Exercice d’écriture créative créé par Pascal Perrat, ÉVEILLEUR D’IDÉES ® :
Prends garde à toi, bel astre, le croque-lune, au printemps, se sent pousser des dents.
Mon texte :
Prends garde à toi, bel astre, le croque-lune, au printemps, se sent pousser des dents. Bien que cela fait des lustres qu’il n’en a plus vu une seule. Son palais est bien vide et plus aucune fête n’y est donnée. Dans ses salons, interdiction de mâcher ! Pas même une lichette n’est invitée. Ce n’est pas faute de liquidités, mais pas moyen de trouver ne serait-ce qu’un dentier. Mais voilà qu’un matin, passe chez lui un marchand. Le charmeur se dit enchanteur. Pour seulement trente pièces, un prix au rabais, trente cailloux ciselés et de la grosse ficelle, le tour sera joué. Pour cent pièces de plus, l’émail se changera en or. Quelques incantations suffiront et, comme la chance lui sourit, cette nuit de pleine lune est tout à fait opportune. À l’heure convenue, sur la colline à proximité, les cailloux sont alignés au sol en deux rangées. La ficelle, coupée en deux bouts de tailles égales, est déposée sur chaque rang. La paille qui encercle le tout est brûlée. La transe va pouvoir commencer.

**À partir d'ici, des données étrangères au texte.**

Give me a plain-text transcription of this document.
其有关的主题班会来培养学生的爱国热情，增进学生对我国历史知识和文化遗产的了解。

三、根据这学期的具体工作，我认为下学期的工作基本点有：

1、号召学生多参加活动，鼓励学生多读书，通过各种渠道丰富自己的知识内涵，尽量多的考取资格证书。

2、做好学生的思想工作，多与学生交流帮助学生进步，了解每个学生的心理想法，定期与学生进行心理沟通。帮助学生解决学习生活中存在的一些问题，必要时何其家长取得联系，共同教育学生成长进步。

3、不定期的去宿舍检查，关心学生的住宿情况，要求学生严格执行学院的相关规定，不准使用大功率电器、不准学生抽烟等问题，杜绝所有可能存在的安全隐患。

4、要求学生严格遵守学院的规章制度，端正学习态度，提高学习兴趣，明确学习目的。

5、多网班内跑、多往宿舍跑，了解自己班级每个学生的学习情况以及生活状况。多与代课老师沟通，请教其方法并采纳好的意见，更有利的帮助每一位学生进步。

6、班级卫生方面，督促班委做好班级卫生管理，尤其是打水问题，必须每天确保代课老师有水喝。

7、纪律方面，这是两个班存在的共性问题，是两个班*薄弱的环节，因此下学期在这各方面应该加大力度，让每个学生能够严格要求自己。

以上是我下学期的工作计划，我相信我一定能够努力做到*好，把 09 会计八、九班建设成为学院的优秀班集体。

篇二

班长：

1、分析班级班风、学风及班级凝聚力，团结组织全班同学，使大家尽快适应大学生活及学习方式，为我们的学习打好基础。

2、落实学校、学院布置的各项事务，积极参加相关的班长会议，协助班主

Le mage met toutefois en garde le pauvre et naïf édenté :
– Mes dons me viennent de l’astre de la nuit. Je l’invoque, mais voyez vous, seul son accord me permet de réaliser l’impossible. La lune est imprévisible et craintive, mon ami, parfois elle ne veut pas et c’est ainsi. Je me dois de vous le confesser avant de commencer le rituel. Comprenez-vous bien ?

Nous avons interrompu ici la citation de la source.